Host Plants: Wild Mustard and other crucifers such as Cabbage, Kale, Brocolli etc. Not particularly destructive.

Notes: A North American native that is very similar in appearance to its cousin the European Cabbage White (Pieris rapae).

Strymon melinus pudica, Gray Hairstreak

Common Name: Gray Hairstreak
Scientific Name: Strymon melinus pudica
Flight Period: I've noticed it more in the summer months when Plumbago is in full bloom, to which it and many others in the Hairstreak family are attracted to.
Host Plants: In the suburbs the larvae are often found on cultivated Hibiscus flowers or leaves, Malva, Humulus (Hops), and Amorpha (False Indigo). Black Sage (Salvia mellifera) may also be utilized, as well as California Coffee Berry (Rhamnus californica) and Eriogonum spp. (Wild Buckwheat) in native plant areas.

Notes: Frequents gardens, especially when Plumbagos are present. An interesting attribute, melinus often moves the hindwings together in a rubbing motion while at rest which is also common in other Hairstreak species.


Common Name: Red Admiral
Scientific Name: Vanessa atalanta rubria
Flight Period: Year round; more prevalent in spring through fall.
Host Plants: Nettle (Urtica holosericea), Hops (Humulus lupulus), and Baby Tears (Soleirolia soleirolii) groundcover.

Notes: Also found in Europe. Friendly and curious in the garden, has been known to land on people.
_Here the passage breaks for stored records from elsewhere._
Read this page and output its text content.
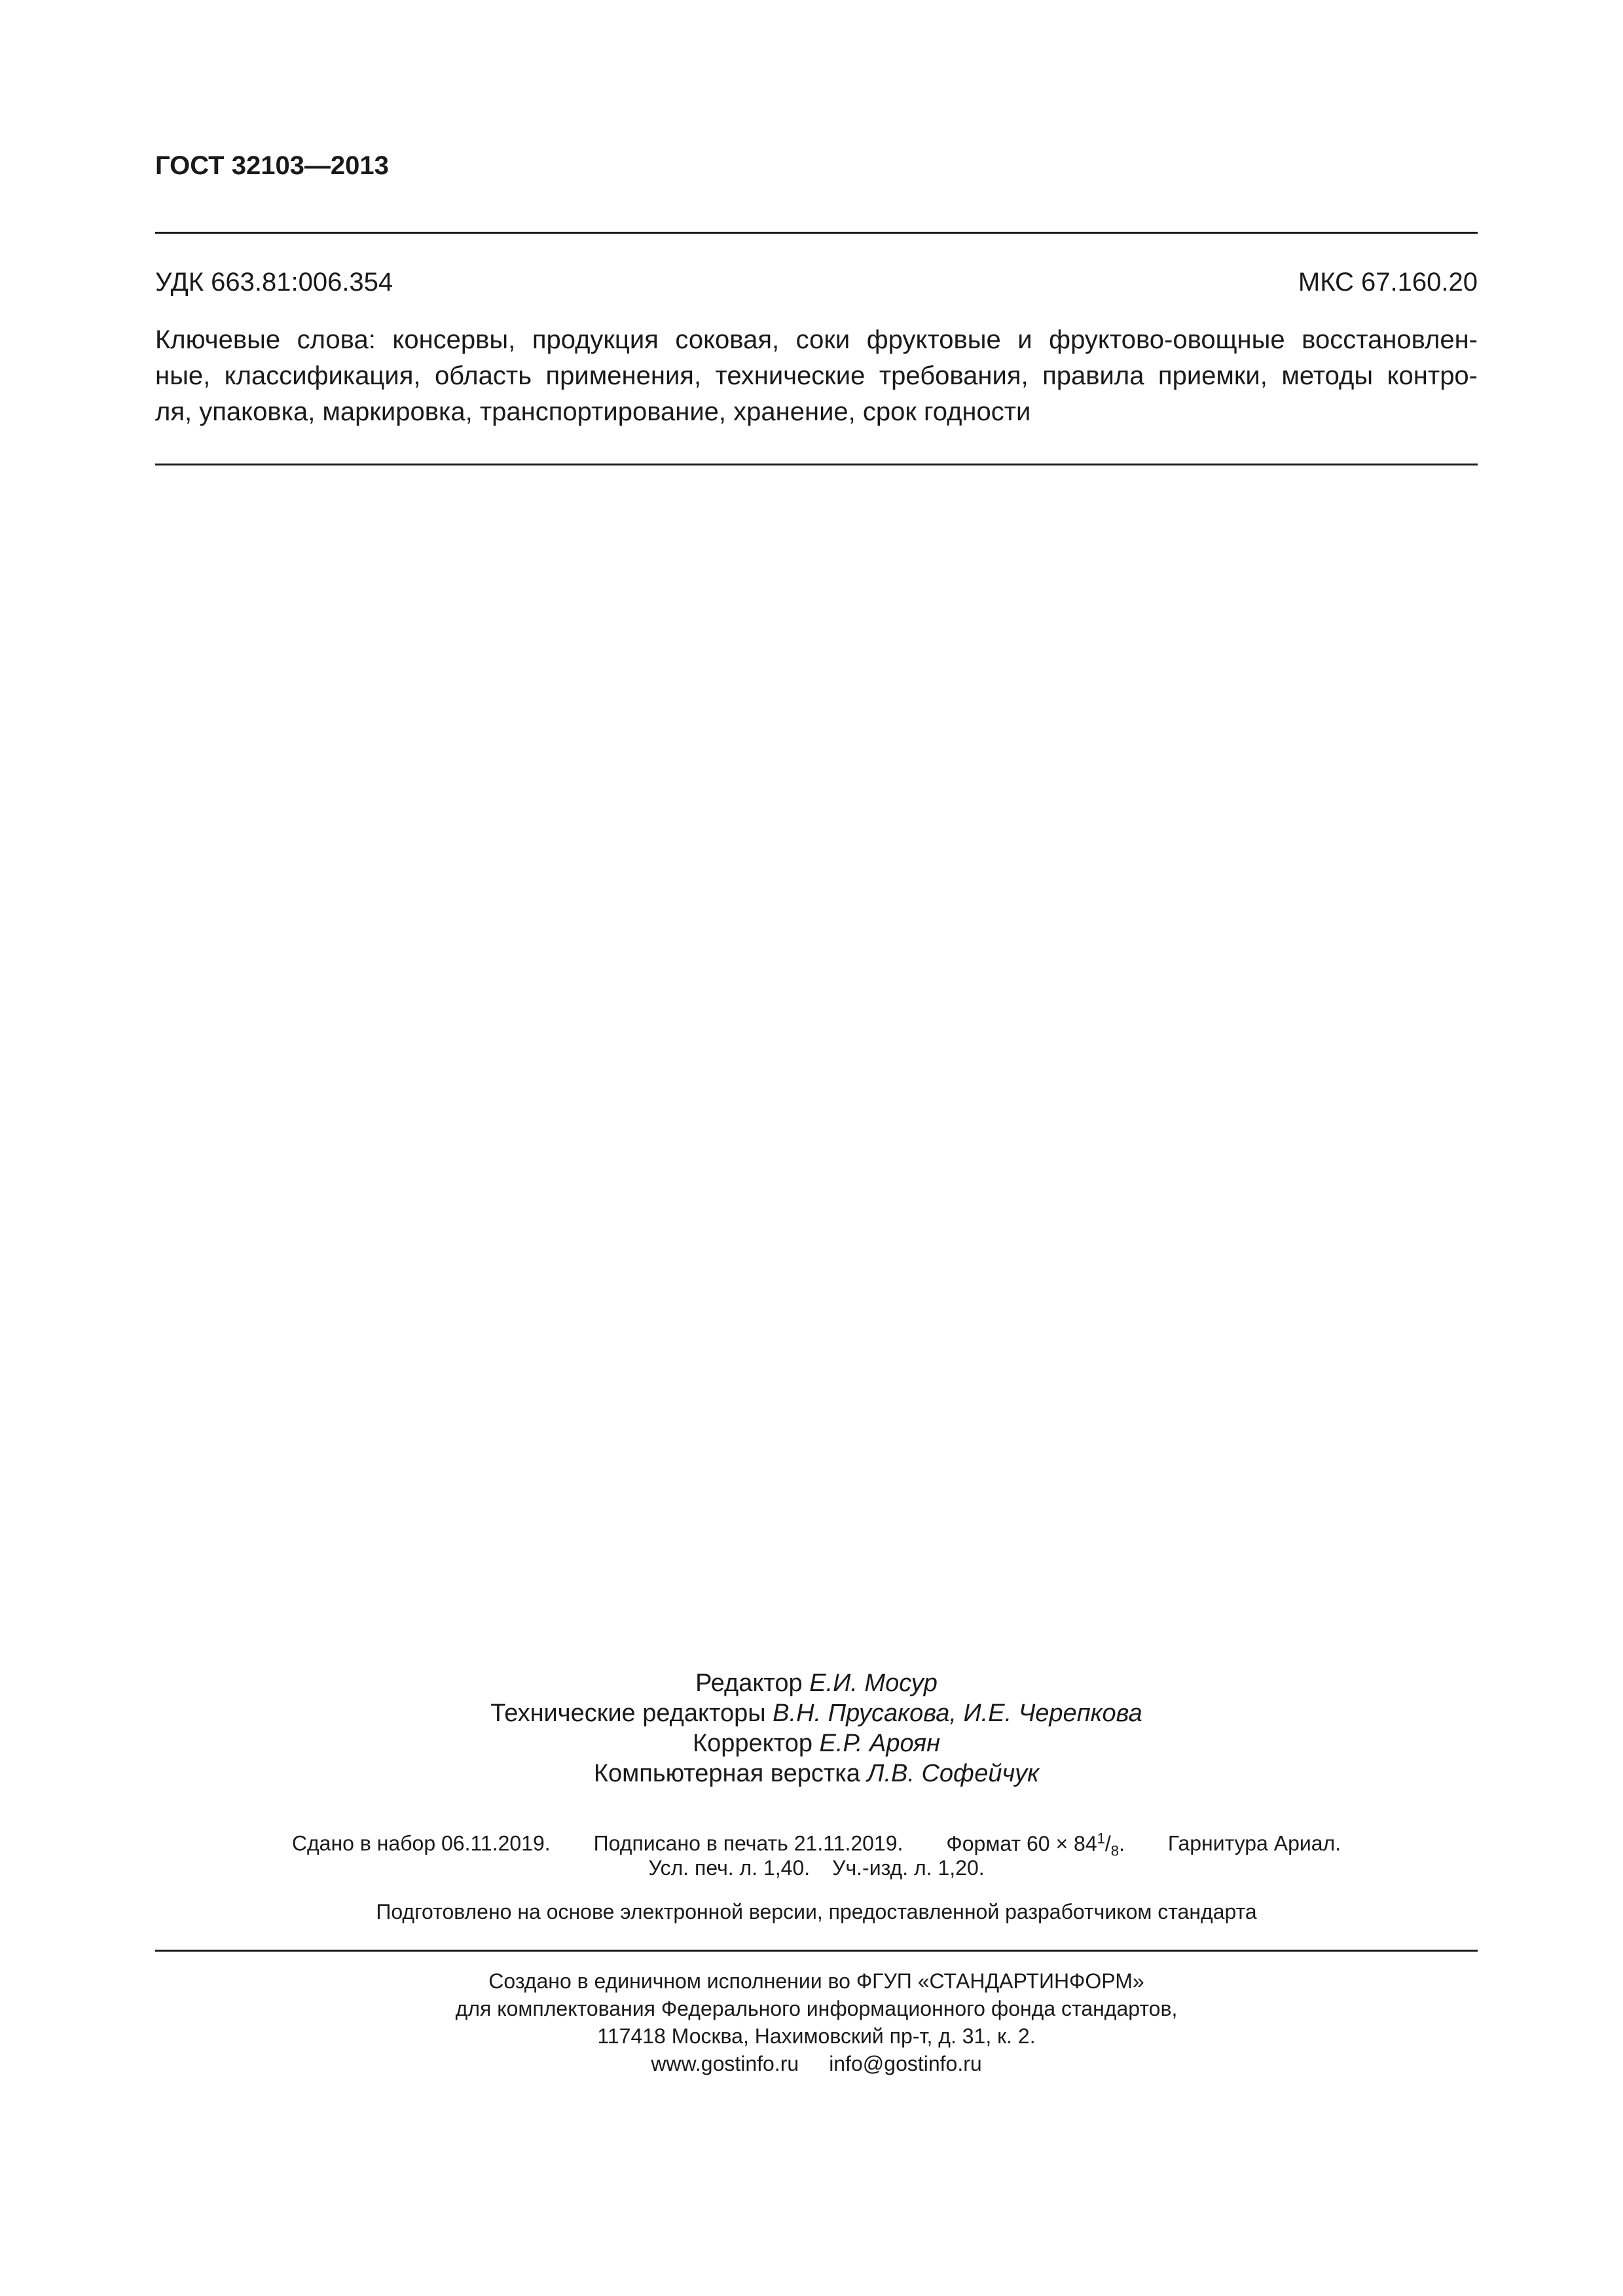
ГОСТ 32103—2013
УДК 663.81:006.354	МКС 67.160.20
Ключевые слова: консервы, продукция соковая, соки фруктовые и фруктово-овощные восстановлен-
ные, классификация, область применения, технические требования, правила приемки, методы контро-
ля, упаковка, маркировка, транспортирование, хранение, срок годности
Редактор Е.И. Мосур
Технические редакторы В.Н. Прусакова, И.Е. Черепкова
Корректор Е.Р. Ароян
Компьютерная верстка Л.В. Софейчук
Сдано в набор 06.11.2019. Подписано в печать 21.11.2019. Формат $60 \times 84^1/_8$. Гарнитура Ариал.
Усл. печ. л. 1,40. Уч.-изд. л. 1,20.
Подготовлено на основе электронной версии, предоставленной разработчиком стандарта
Создано в единичном исполнении во ФГУП «СТАНДАРТИНФОРМ»
для комплектования Федерального информационного фонда стандартов,
117418 Москва, Нахимовский пр-т, д. 31, к. 2.
www.gostinfo.ru info@gostinfo.ru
Somewhat common in gardens where its host plants reside nearby.

Vanessa cardui, Painted Lady

Common Name: Painted Lady
Scientific Name: Vanessa cardui
Flight Period: Throughout most, if not all of the year.
Host Plants: Cheeseweed, (Malva spp.); thistles, Cirsium spp.; Dwarf Nettle (Urtica urens); Lupinus spp.; Fiddleneck (Amsinckia spp.) and many other plants, particularly those belonging to the daisy family.

Notes: Probably the world's most widely distributed butterfly. Migratory. At times, large northward migrations occur when Mexican desert rainfall is so abundant as to produce prodigious amounts of larval food which supports vast quantities caterpillars, hence large numbers of flying adults. These migrations are usually in March/April.